When Tendayi Mwayi began his career as a mining supervisor more than two decades ago, the industry’s biggest challenge was not a lack of information. It was the inability to access the right information at the right time. Production data sat in spreadsheets. Critical reports were handwritten. Operational knowledge often resided in the minds of individual employees. By the time information reached decision makers, opportunities had already been lost and problems had often become crises.
Today, as Founder and Chief Executive Officer of Edge IOT & AI, Mwayi is working to solve the very challenge that frustrated him during his early years underground.
His company has emerged as one of Sub-Saharan Africa’s growing operational intelligence providers, helping mining companies transform fragmented data into real time insights that improve safety, productivity and decision making.
With more than 21 years of experience spanning mining operations, project management, technology, business development and executive leadership, Mwayi’s career has placed him at the intersection of two industries that are increasingly dependent on one another: mining and digital technology.
“I learned very early that supervisors, engineers and operators make hundreds of decisions every day that directly impact productivity, cost and safety,” says Mwayi. “The problem was that many of those decisions were being made using incomplete or delayed information.”
That realisation would eventually become the foundation upon which Edge IOT & AI was built.
Founded in 2022, the company was created with a clear mission: helping mining operations move from fragmented reporting and disconnected systems to real time operational intelligence.
For Mwayi, the challenge facing the mining industry was never a shortage of technology. Many operations had already invested heavily in fleet management systems, monitoring platforms, sensors, communication networks and reporting tools. The problem was that these systems often operated independently of one another.
“The challenge was not a lack of data,” he explains. “It was an inability to connect, contextualise and act on that data.”
Rather than introducing yet another isolated technology platform, Edge IOT & AI set out to become an integration focused business, bringing together information from multiple systems and transforming it into actionable intelligence.
That philosophy reflects a broader lesson Mwayi has learned throughout his career.
“Technology alone does not create value. Real value is created when technology helps people make better decisions.”
It is an approach that has differentiated the company in a crowded technology marketplace.
While many providers focus on selling software or hardware solutions, Mwayi believes success comes from understanding operational realities first.
“We are mining people first and technology people second,” he says. “That allows us to engage customers at a business level rather than simply at a technical level.”
The company’s recent acquisition of Kuchera represents a significant milestone in its growth journey and a major step towards achieving its long term vision.
The acquisition strengthens Edge IOT & AI’s ability to provide integrated operational intelligence solutions by combining its expertise in industrial connectivity, monitoring systems and IoT deployments with Kuchera’s operational intelligence platform.
Together, the technologies enable mining companies to create what Mwayi describes as a “single source of truth” across their operations.

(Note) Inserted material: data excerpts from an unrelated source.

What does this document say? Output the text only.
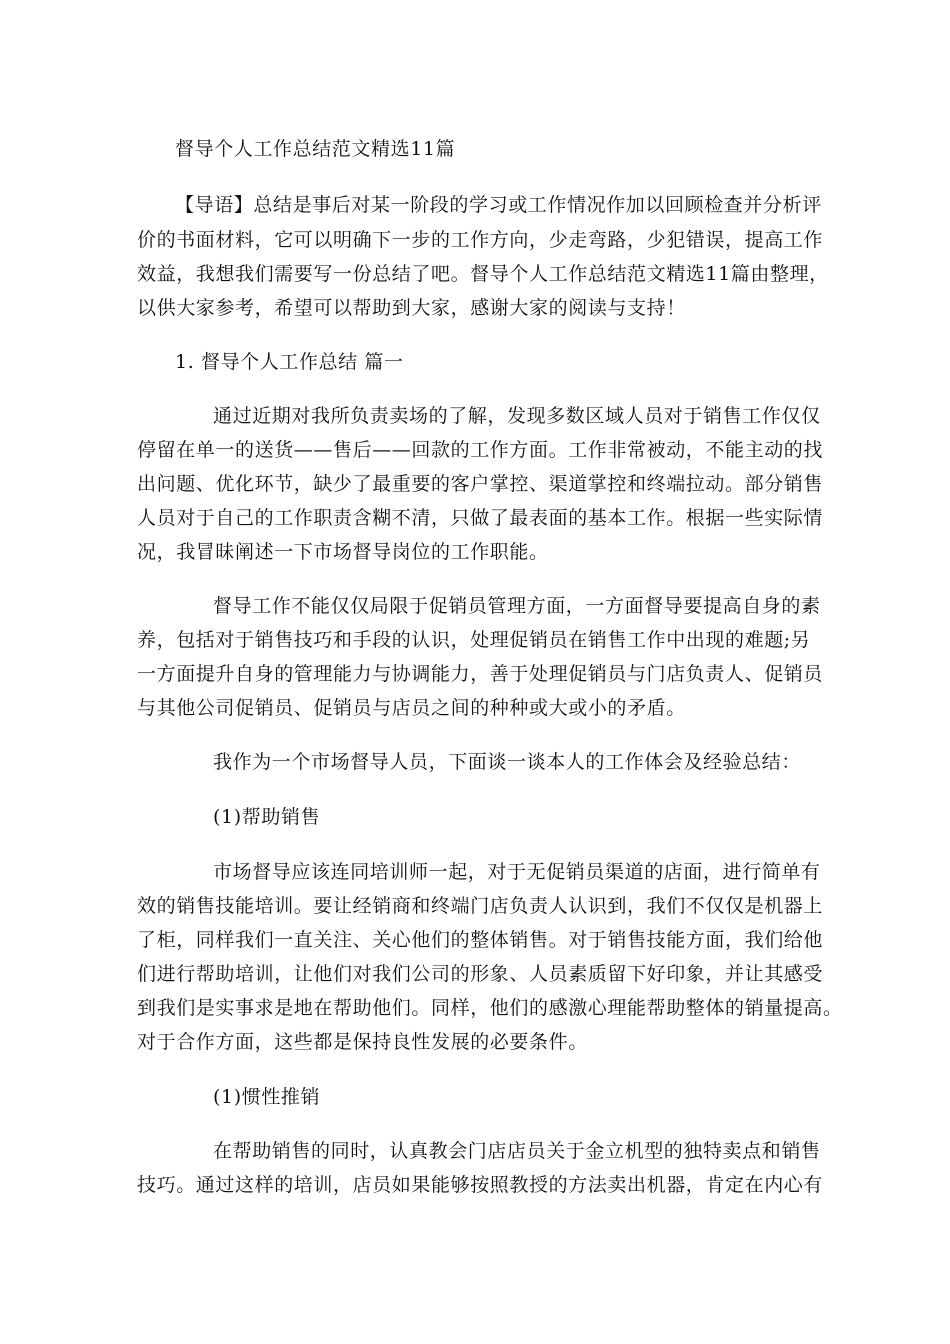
督导个人工作总结范文精选11篇
【导语】总结是事后对某一阶段的学习或工作情况作加以回顾检查并分析评
价的书面材料，它可以明确下一步的工作方向，少走弯路，少犯错误，提高工作
效益，我想我们需要写一份总结了吧。督导个人工作总结范文精选11篇由整理，
以供大家参考，希望可以帮助到大家，感谢大家的阅读与支持！
1. 督导个人工作总结 篇一
通过近期对我所负责卖场的了解，发现多数区域人员对于销售工作仅仅
停留在单一的送货——售后——回款的工作方面。工作非常被动，不能主动的找
出问题、优化环节，缺少了最重要的客户掌控、渠道掌控和终端拉动。部分销售
人员对于自己的工作职责含糊不清，只做了最表面的基本工作。根据一些实际情
况，我冒昧阐述一下市场督导岗位的工作职能。
督导工作不能仅仅局限于促销员管理方面，一方面督导要提高自身的素
养，包括对于销售技巧和手段的认识，处理促销员在销售工作中出现的难题;另
一方面提升自身的管理能力与协调能力，善于处理促销员与门店负责人、促销员
与其他公司促销员、促销员与店员之间的种种或大或小的矛盾。
我作为一个市场督导人员，下面谈一谈本人的工作体会及经验总结：
(1)帮助销售
市场督导应该连同培训师一起，对于无促销员渠道的店面，进行简单有
效的销售技能培训。要让经销商和终端门店负责人认识到，我们不仅仅是机器上
了柜，同样我们一直关注、关心他们的整体销售。对于销售技能方面，我们给他
们进行帮助培训，让他们对我们公司的形象、人员素质留下好印象，并让其感受
到我们是实事求是地在帮助他们。同样，他们的感激心理能帮助整体的销量提高。
对于合作方面，这些都是保持良性发展的必要条件。
(1)惯性推销
在帮助销售的同时，认真教会门店店员关于金立机型的独特卖点和销售
技巧。通过这样的培训，店员如果能够按照教授的方法卖出机器，肯定在内心有
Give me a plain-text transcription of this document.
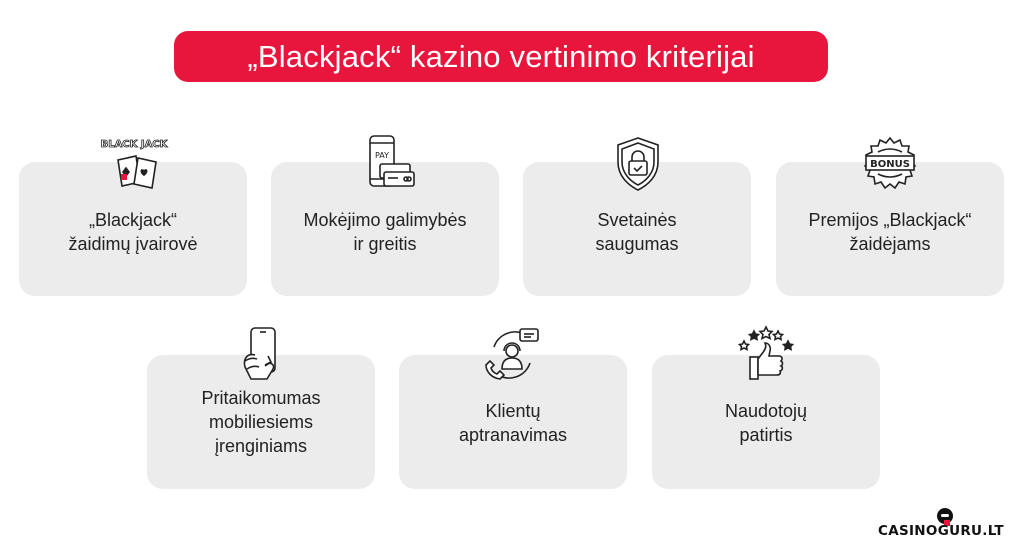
„Blackjack“ kazino vertinimo kriterijai
„Blackjack“
žaidimų įvairovė
BLACK JACK
Mokėjimo galimybės
ir greitis
PAY
Svetainės
saugumas
Premijos „Blackjack“
žaidėjams
BONUS
Pritaikomumas
mobiliesiems
įrenginiams
Klientų
aptranavimas
Naudotojų
patirtis
CASINOGURU.LT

“The combination allows us to offer customers a more comprehensive solution, from data collection at the mining face through to advanced analytics and decision support in the control room.”

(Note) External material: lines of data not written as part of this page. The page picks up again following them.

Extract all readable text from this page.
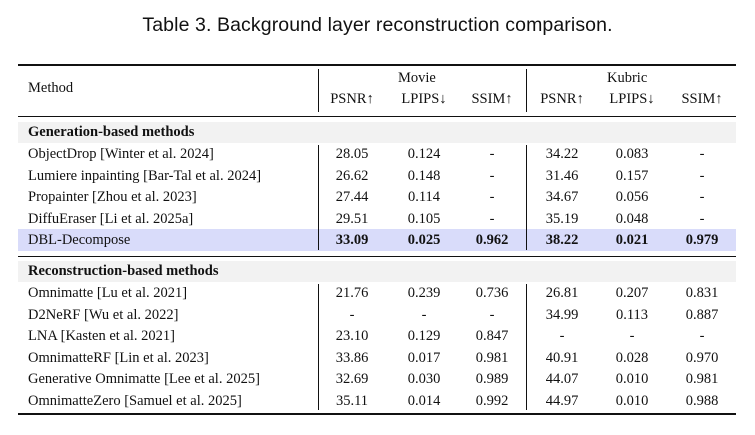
Table 3. Background layer reconstruction comparison.
Method
Movie	Kubric
PSNR↑	LPIPS↓	SSIM↑	PSNR↑	LPIPS↓	SSIM↑
Generation-based methods
ObjectDrop [Winter et al. 2024]	28.05	0.124	-	34.22	0.083	-
Lumiere inpainting [Bar-Tal et al. 2024]	26.62	0.148	-	31.46	0.157	-
Propainter [Zhou et al. 2023]	27.44	0.114	-	34.67	0.056	-
DiffuEraser [Li et al. 2025a]	29.51	0.105	-	35.19	0.048	-
DBL-Decompose	33.09	0.025	0.962	38.22	0.021	0.979
Reconstruction-based methods
Omnimatte [Lu et al. 2021]	21.76	0.239	0.736	26.81	0.207	0.831
D2NeRF [Wu et al. 2022]	-	-	-	34.99	0.113	0.887
LNA [Kasten et al. 2021]	23.10	0.129	0.847	-	-	-
OmnimatteRF [Lin et al. 2023]	33.86	0.017	0.981	40.91	0.028	0.970
Generative Omnimatte [Lee et al. 2025]	32.69	0.030	0.989	44.07	0.010	0.981
OmnimatteZero [Samuel et al. 2025]	35.11	0.014	0.992	44.97	0.010	0.988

The value proposition is increasingly relevant as mining companies face mounting pressure to improve safety, reduce costs, manage energy consumption and meet growing environmental and social expectations.

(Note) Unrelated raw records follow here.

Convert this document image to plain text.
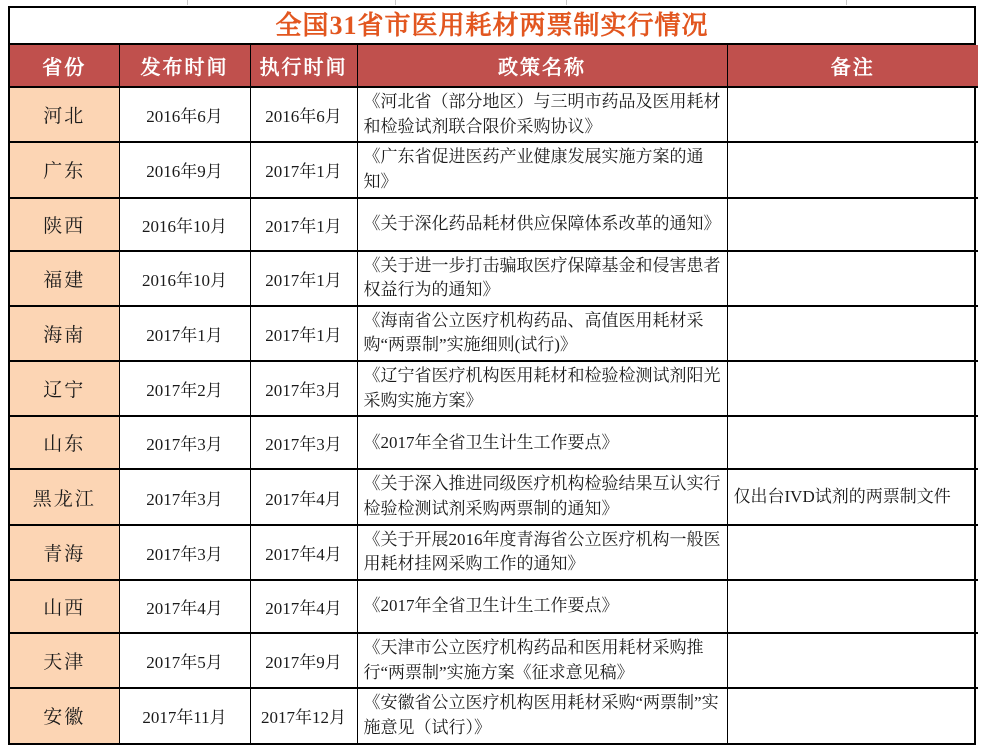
全国31省市医用耗材两票制实行情况
省份	发布时间	执行时间	政策名称	备注
河北	2016年6月	2016年6月	《河北省（部分地区）与三明市药品及医用耗材和检验试剂联合限价采购协议》	
广东	2016年9月	2017年1月	《广东省促进医药产业健康发展实施方案的通知》	
陕西	2016年10月	2017年1月	《关于深化药品耗材供应保障体系改革的通知》	
福建	2016年10月	2017年1月	《关于进一步打击骗取医疗保障基金和侵害患者权益行为的通知》	
海南	2017年1月	2017年1月	《海南省公立医疗机构药品、高值医用耗材采购“两票制”实施细则(试行)》	
辽宁	2017年2月	2017年3月	《辽宁省医疗机构医用耗材和检验检测试剂阳光采购实施方案》	
山东	2017年3月	2017年3月	《2017年全省卫生计生工作要点》	
黑龙江	2017年3月	2017年4月	《关于深入推进同级医疗机构检验结果互认实行检验检测试剂采购两票制的通知》	仅出台IVD试剂的两票制文件
青海	2017年3月	2017年4月	《关于开展2016年度青海省公立医疗机构一般医用耗材挂网采购工作的通知》	
山西	2017年4月	2017年4月	《2017年全省卫生计生工作要点》	
天津	2017年5月	2017年9月	《天津市公立医疗机构药品和医用耗材采购推行“两票制”实施方案《征求意见稿》	
安徽	2017年11月	2017年12月	《安徽省公立医疗机构医用耗材采购“两票制”实施意见（试行）》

At the same time, the industry is generating more data than ever before.
For Mwayi, one of the greatest opportunities in modern mining lies in bridging the widening gap between data availability and decision making capability.
“Technology now enables mines to monitor equipment, people, processes and environments in real time. When implemented correctly, these technologies create unprecedented visibility into operational performance.”
That visibility can translate into tangible outcomes, including improved equipment utilisation, reduced downtime, stronger compliance, faster incident reporting and enhanced workforce accountability.
However, Mwayi argues that the real transformation goes beyond efficiency gains.
Digital transformation, he says, is fundamentally about changing how decisions are made.
“A truly data driven mining operation is one where decision makers have access to trusted information at the moment decisions need to be made.”
He believes the industry must move beyond traditional end of shift reporting towards real time operational management, where issues are identified and resolved before they impact production.
Looking ahead, Mwayi sees artificial intelligence, industrial IoT, advanced analytics and automation playing a transformative role across the sector.
Over the next decade, he expects mining operations to move increasingly from reactive management towards predictive and eventually autonomous decision support systems.
Equipment failures will be anticipated before they occur. Safety risks will be identified before incidents happen. Production bottlenecks will be detected and addressed in real time.
Importantly, he does not view artificial intelligence as a replacement for human expertise.
“Artificial Intelligence will not replace mining professionals. It will augment their ability to make better decisions faster.”
His ambition is for Edge IOT & AI to become Africa’s leading operational intelligence company serving the mining and industrial sectors.
Yet the vision extends beyond commercial growth.
Mwayi wants the company to contribute to safer workplaces, stronger operational performance and greater technological capability across the continent.
“What excites me most is that we are still at the beginning of this journey,” he says.
“Mining is generating more data than ever before, yet much of its potential remains untapped. The opportunity to transform that data into operational intelligence is enormous.”
For young professionals considering careers in mining and technology, Mwayi’s advice is straightforward: stay curious, remain adaptable and never stop learning.
In an industry being reshaped by digital transformation, he believes the future belongs to those capable of bridging engineering, operations and technology.
After two decades in mining and a growing reputation in Africa’s technology sector, Mwayi remains convinced that despite all the advances in software, sensors and artificial intelligence, mining ultimately remains a people business.
“Mining will always be about people, resources and decisions,” he says. “Technology simply gives us the ability to make those decisions better.”
For Mwayi and Edge IOT & AI, that belief continues to drive a mission aimed at helping African mining operations become safer, smarter and more connected than ever before.